Authored by dstuttard on Jul 26 2019, 3:37 AM.

Details

Summary

If isel is presented with <2 x half> vectors then it will correctly select
v_pk_fma style instructions.
If isel is presented with e.g. <4 x half> vectors it will scalarize, unlike for
other instruction types (such as fadd, fmul etc.)
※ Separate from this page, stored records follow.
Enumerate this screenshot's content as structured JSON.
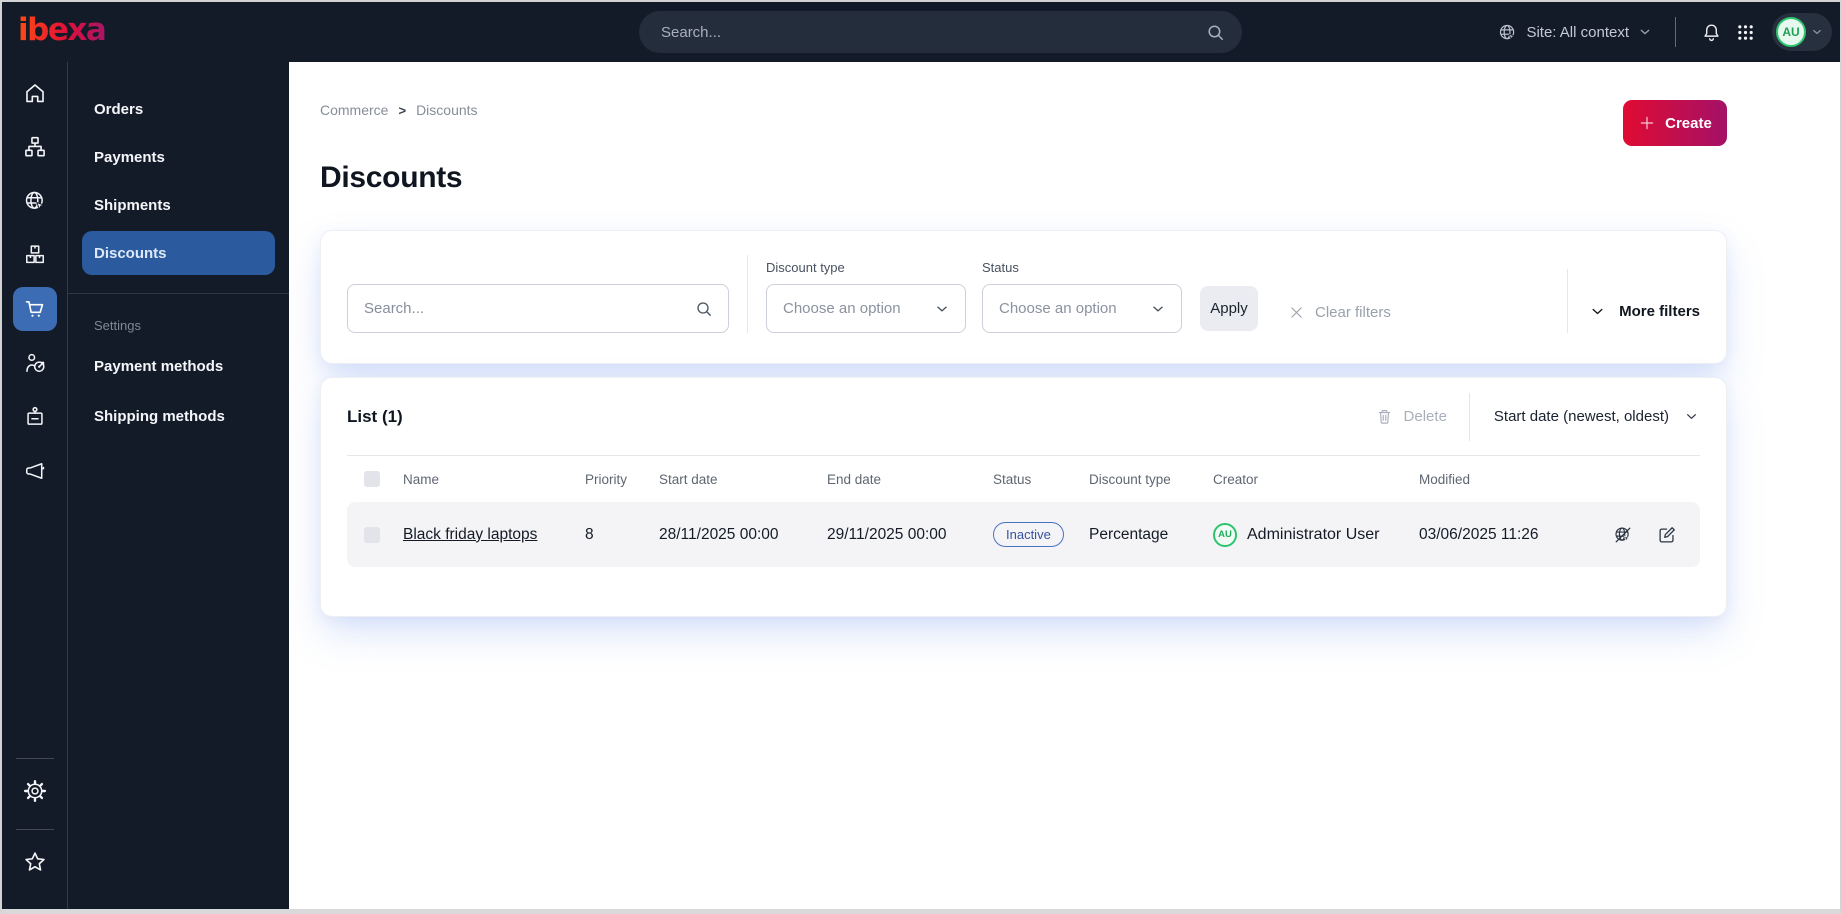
{
  "topbar": {
    "logo_text": "ibexa",
    "search_placeholder": "Search...",
    "site_context_label": "Site: All context",
    "user_initials": "AU"
  },
  "nav_rail": {
    "items": [
      "home",
      "content-structure",
      "site",
      "product-catalog",
      "commerce",
      "customer-target",
      "personnel-badge",
      "marketing-megaphone"
    ],
    "active_item": "commerce",
    "bottom_items": [
      "settings",
      "bookmarks"
    ]
  },
  "sidebar": {
    "items": [
      {
        "label": "Orders",
        "active": false
      },
      {
        "label": "Payments",
        "active": false
      },
      {
        "label": "Shipments",
        "active": false
      },
      {
        "label": "Discounts",
        "active": true
      }
    ],
    "section_label": "Settings",
    "section_items": [
      {
        "label": "Payment methods"
      },
      {
        "label": "Shipping methods"
      }
    ]
  },
  "breadcrumb": {
    "items": [
      "Commerce",
      "Discounts"
    ],
    "separator": ">"
  },
  "page": {
    "title": "Discounts"
  },
  "actions": {
    "create_label": "Create"
  },
  "filters": {
    "search_placeholder": "Search...",
    "discount_type_label": "Discount type",
    "discount_type_value": "Choose an option",
    "status_label": "Status",
    "status_value": "Choose an option",
    "apply_label": "Apply",
    "clear_label": "Clear filters",
    "more_label": "More filters"
  },
  "list": {
    "title": "List (1)",
    "delete_label": "Delete",
    "sort_label": "Start date (newest, oldest)",
    "columns": [
      "Name",
      "Priority",
      "Start date",
      "End date",
      "Status",
      "Discount type",
      "Creator",
      "Modified"
    ],
    "rows": [
      {
        "name": "Black friday laptops",
        "priority": "8",
        "start_date": "28/11/2025 00:00",
        "end_date": "29/11/2025 00:00",
        "status": "Inactive",
        "discount_type": "Percentage",
        "creator_initials": "AU",
        "creator": "Administrator User",
        "modified": "03/06/2025 11:26"
      }
    ]
  },
  "colors": {
    "topbar_bg": "#141b28",
    "active_nav_blue": "#2c5a9e",
    "active_rail_blue": "#3c6cb4",
    "create_gradient_start": "#e00b32",
    "create_gradient_end": "#a41167",
    "inactive_badge_blue": "#4c73c0",
    "avatar_green": "#2dc46d"
  }
}
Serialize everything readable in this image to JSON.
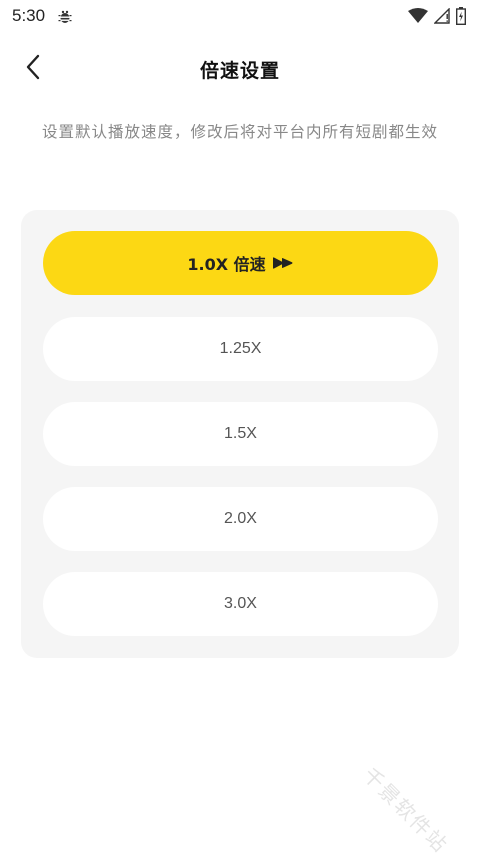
{
  "status_bar": {
    "time": "5:30",
    "icons": [
      "debug-icon",
      "wifi-icon",
      "signal-icon",
      "battery-icon"
    ]
  },
  "nav": {
    "back_icon": "chevron-left-icon",
    "title": "倍速设置"
  },
  "description": "设置默认播放速度，修改后将对平台内所有短剧都生效",
  "speed_options": [
    {
      "label": "1.0X 倍速",
      "selected": true
    },
    {
      "label": "1.25X",
      "selected": false
    },
    {
      "label": "1.5X",
      "selected": false
    },
    {
      "label": "2.0X",
      "selected": false
    },
    {
      "label": "3.0X",
      "selected": false
    }
  ],
  "colors": {
    "accent": "#fcd814",
    "panel_bg": "#f5f5f5",
    "option_bg": "#ffffff",
    "description_text": "#888888"
  },
  "watermark": "千景软件站"
}
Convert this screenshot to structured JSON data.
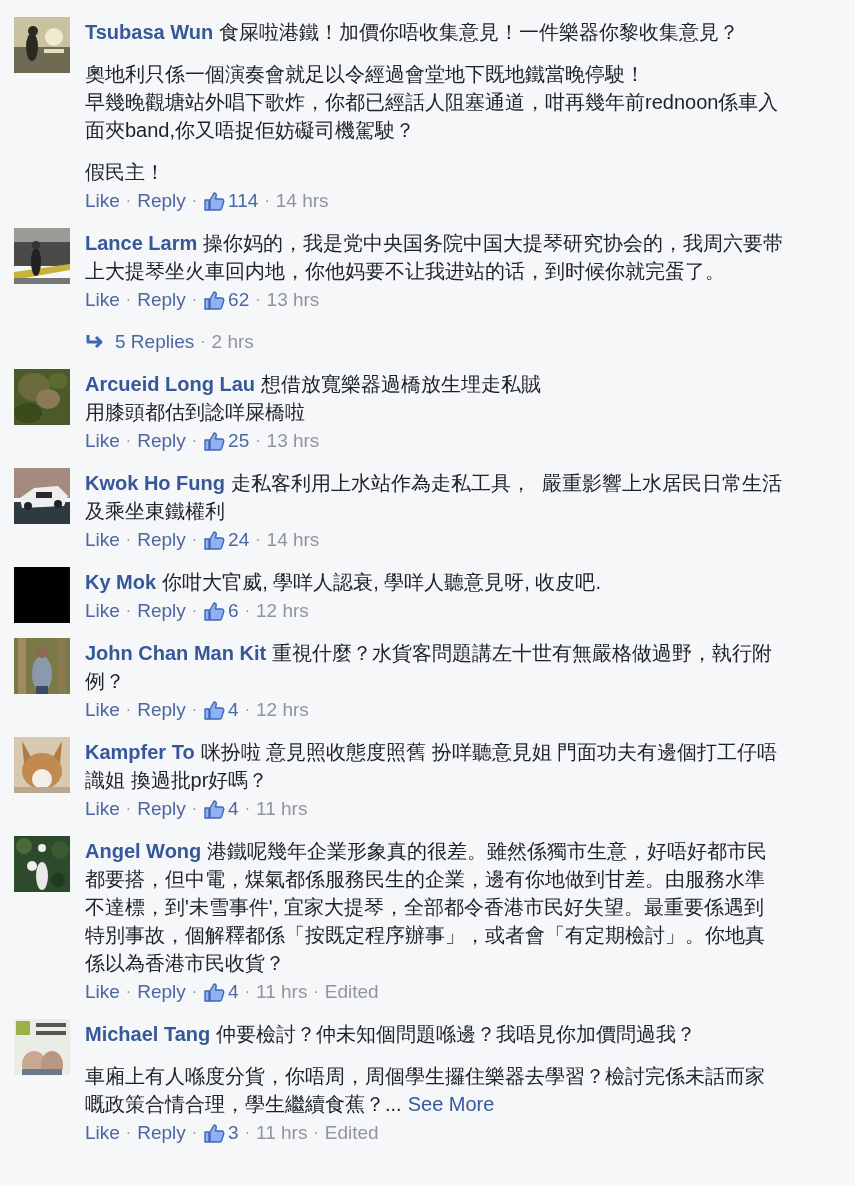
{
  "comments": [
    {
      "author": "Tsubasa Wun",
      "avatar": {
        "kind": "picture"
      },
      "paragraphs": [
        [
          "食屎啦港鐵！加價你唔收集意見！一件樂器你黎收集意見？"
        ],
        [
          "奧地利只係一個演奏會就足以令經過會堂地下既地鐵當晚停駛！",
          "早幾晚觀塘站外唱下歌炸，你都已經話人阻塞通道，咁再幾年前rednoon係車入",
          "面夾band,你又唔捉佢妨礙司機駕駛？"
        ],
        [
          "假民主！"
        ]
      ],
      "actions": [
        {
          "kind": "link",
          "text": "Like"
        },
        {
          "kind": "separator",
          "text": "·"
        },
        {
          "kind": "link",
          "text": "Reply"
        },
        {
          "kind": "separator",
          "text": "·"
        },
        {
          "kind": "likes",
          "text": "114"
        },
        {
          "kind": "separator",
          "text": "·"
        },
        {
          "kind": "meta",
          "text": "14 hrs"
        }
      ]
    },
    {
      "author": "Lance Larm",
      "avatar": {
        "kind": "picture"
      },
      "paragraphs": [
        [
          "操你妈的，我是党中央国务院中国大提琴研究协会的，我周六要带",
          "上大提琴坐火車回内地，你他妈要不让我进站的话，到时候你就完蛋了。"
        ]
      ],
      "actions": [
        {
          "kind": "link",
          "text": "Like"
        },
        {
          "kind": "separator",
          "text": "·"
        },
        {
          "kind": "link",
          "text": "Reply"
        },
        {
          "kind": "separator",
          "text": "·"
        },
        {
          "kind": "likes",
          "text": "62"
        },
        {
          "kind": "separator",
          "text": "·"
        },
        {
          "kind": "meta",
          "text": "13 hrs"
        }
      ],
      "replies": [
        {
          "kind": "link",
          "text": "5 Replies"
        },
        {
          "kind": "separator",
          "text": "·"
        },
        {
          "kind": "meta",
          "text": "2 hrs"
        }
      ]
    },
    {
      "author": "Arcueid Long Lau",
      "avatar": {
        "kind": "picture"
      },
      "paragraphs": [
        [
          "想借放寬樂器過橋放生埋走私賊",
          "用膝頭都估到諗咩屎橋啦"
        ]
      ],
      "actions": [
        {
          "kind": "link",
          "text": "Like"
        },
        {
          "kind": "separator",
          "text": "·"
        },
        {
          "kind": "link",
          "text": "Reply"
        },
        {
          "kind": "separator",
          "text": "·"
        },
        {
          "kind": "likes",
          "text": "25"
        },
        {
          "kind": "separator",
          "text": "·"
        },
        {
          "kind": "meta",
          "text": "13 hrs"
        }
      ]
    },
    {
      "author": "Kwok Ho Fung",
      "avatar": {
        "kind": "picture"
      },
      "paragraphs": [
        [
          "走私客利用上水站作為走私工具，  嚴重影響上水居民日常生活",
          "及乘坐東鐵權利"
        ]
      ],
      "actions": [
        {
          "kind": "link",
          "text": "Like"
        },
        {
          "kind": "separator",
          "text": "·"
        },
        {
          "kind": "link",
          "text": "Reply"
        },
        {
          "kind": "separator",
          "text": "·"
        },
        {
          "kind": "likes",
          "text": "24"
        },
        {
          "kind": "separator",
          "text": "·"
        },
        {
          "kind": "meta",
          "text": "14 hrs"
        }
      ]
    },
    {
      "author": "Ky Mok",
      "avatar": {
        "kind": "picture"
      },
      "paragraphs": [
        [
          "你咁大官威, 學咩人認衰, 學咩人聽意見呀, 收皮吧."
        ]
      ],
      "actions": [
        {
          "kind": "link",
          "text": "Like"
        },
        {
          "kind": "separator",
          "text": "·"
        },
        {
          "kind": "link",
          "text": "Reply"
        },
        {
          "kind": "separator",
          "text": "·"
        },
        {
          "kind": "likes",
          "text": "6"
        },
        {
          "kind": "separator",
          "text": "·"
        },
        {
          "kind": "meta",
          "text": "12 hrs"
        }
      ]
    },
    {
      "author": "John Chan Man Kit",
      "avatar": {
        "kind": "picture"
      },
      "paragraphs": [
        [
          "重視什麼？水貨客問題講左十世有無嚴格做過野，執行附",
          "例？"
        ]
      ],
      "actions": [
        {
          "kind": "link",
          "text": "Like"
        },
        {
          "kind": "separator",
          "text": "·"
        },
        {
          "kind": "link",
          "text": "Reply"
        },
        {
          "kind": "separator",
          "text": "·"
        },
        {
          "kind": "likes",
          "text": "4"
        },
        {
          "kind": "separator",
          "text": "·"
        },
        {
          "kind": "meta",
          "text": "12 hrs"
        }
      ]
    },
    {
      "author": "Kampfer To",
      "avatar": {
        "kind": "picture"
      },
      "paragraphs": [
        [
          "咪扮啦 意見照收態度照舊 扮咩聽意見姐 門面功夫有邊個打工仔唔",
          "識姐 換過批pr好嗎？"
        ]
      ],
      "actions": [
        {
          "kind": "link",
          "text": "Like"
        },
        {
          "kind": "separator",
          "text": "·"
        },
        {
          "kind": "link",
          "text": "Reply"
        },
        {
          "kind": "separator",
          "text": "·"
        },
        {
          "kind": "likes",
          "text": "4"
        },
        {
          "kind": "separator",
          "text": "·"
        },
        {
          "kind": "meta",
          "text": "11 hrs"
        }
      ]
    },
    {
      "author": "Angel Wong",
      "avatar": {
        "kind": "picture"
      },
      "paragraphs": [
        [
          "港鐵呢幾年企業形象真的很差。雖然係獨市生意，好唔好都市民",
          "都要搭，但中電，煤氣都係服務民生的企業，邊有你地做到甘差。由服務水準",
          "不達標，到'未雪事件', 宜家大提琴，全部都令香港市民好失望。最重要係遇到",
          "特別事故，個解釋都係「按既定程序辦事」，或者會「有定期檢討」。你地真",
          "係以為香港市民收貨？"
        ]
      ],
      "actions": [
        {
          "kind": "link",
          "text": "Like"
        },
        {
          "kind": "separator",
          "text": "·"
        },
        {
          "kind": "link",
          "text": "Reply"
        },
        {
          "kind": "separator",
          "text": "·"
        },
        {
          "kind": "likes",
          "text": "4"
        },
        {
          "kind": "separator",
          "text": "·"
        },
        {
          "kind": "meta",
          "text": "11 hrs"
        },
        {
          "kind": "separator",
          "text": "·"
        },
        {
          "kind": "meta",
          "text": "Edited"
        }
      ]
    },
    {
      "author": "Michael Tang",
      "avatar": {
        "kind": "picture"
      },
      "paragraphs": [
        [
          "仲要檢討？仲未知個問題喺邊？我唔見你加價問過我？"
        ],
        [
          "車廂上有人喺度分貨，你唔周，周個學生攞住樂器去學習？檢討完係未話而家",
          "嘅政策合情合理，學生繼續食蕉？..."
        ]
      ],
      "see_more": "See More",
      "actions": [
        {
          "kind": "link",
          "text": "Like"
        },
        {
          "kind": "separator",
          "text": "·"
        },
        {
          "kind": "link",
          "text": "Reply"
        },
        {
          "kind": "separator",
          "text": "·"
        },
        {
          "kind": "likes",
          "text": "3"
        },
        {
          "kind": "separator",
          "text": "·"
        },
        {
          "kind": "meta",
          "text": "11 hrs"
        },
        {
          "kind": "separator",
          "text": "·"
        },
        {
          "kind": "meta",
          "text": "Edited"
        }
      ]
    }
  ]
}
Added extra support to enable this. Updated one of the tests to include a test
for this (as well as extending the test to GFX9)

Diff Detail

Event Timeline

dstuttard created this revision.Jul 26 2019, 3:37 AM
Herald added a project: Restricted Project. · View Herald TranscriptJul 26 2019, 3:37 AM

+Stas to comment on the v_fmac_f16 test change.
Is it acceptable to change the result to look for v_pk_fma_f16 rather than 2 v_fmac_f16 instructions? If not, any suggestions on how to get the compiler to generate 2 x fmac instead?

arsenm added inline comments.Jul 26 2019, 5:59 AM
test/CodeGen/AMDGPU/llvm.fma.f16.ll
358

Should test the intrinsic rather than the contraction

dstuttard updated this revision to Diff 211938.Jul 26 2019, 7:18 AM

Changed test to use fma intrinsic

dstuttard marked an inline comment as done.Jul 26 2019, 7:18 AM
foad added a subscriber: foad.Jul 26 2019, 7:25 AM
dstuttard updated this revision to Diff 211957.Jul 26 2019, 9:40 AM

Managed to get the fmac test to keep using fmac
Also updated the test to use non-anonymous values

arsenm accepted this revision.Jul 26 2019, 9:44 AM
This revision is now accepted and ready to land.Jul 26 2019, 9:44 AM
This revision was automatically updated to reflect the committed changes.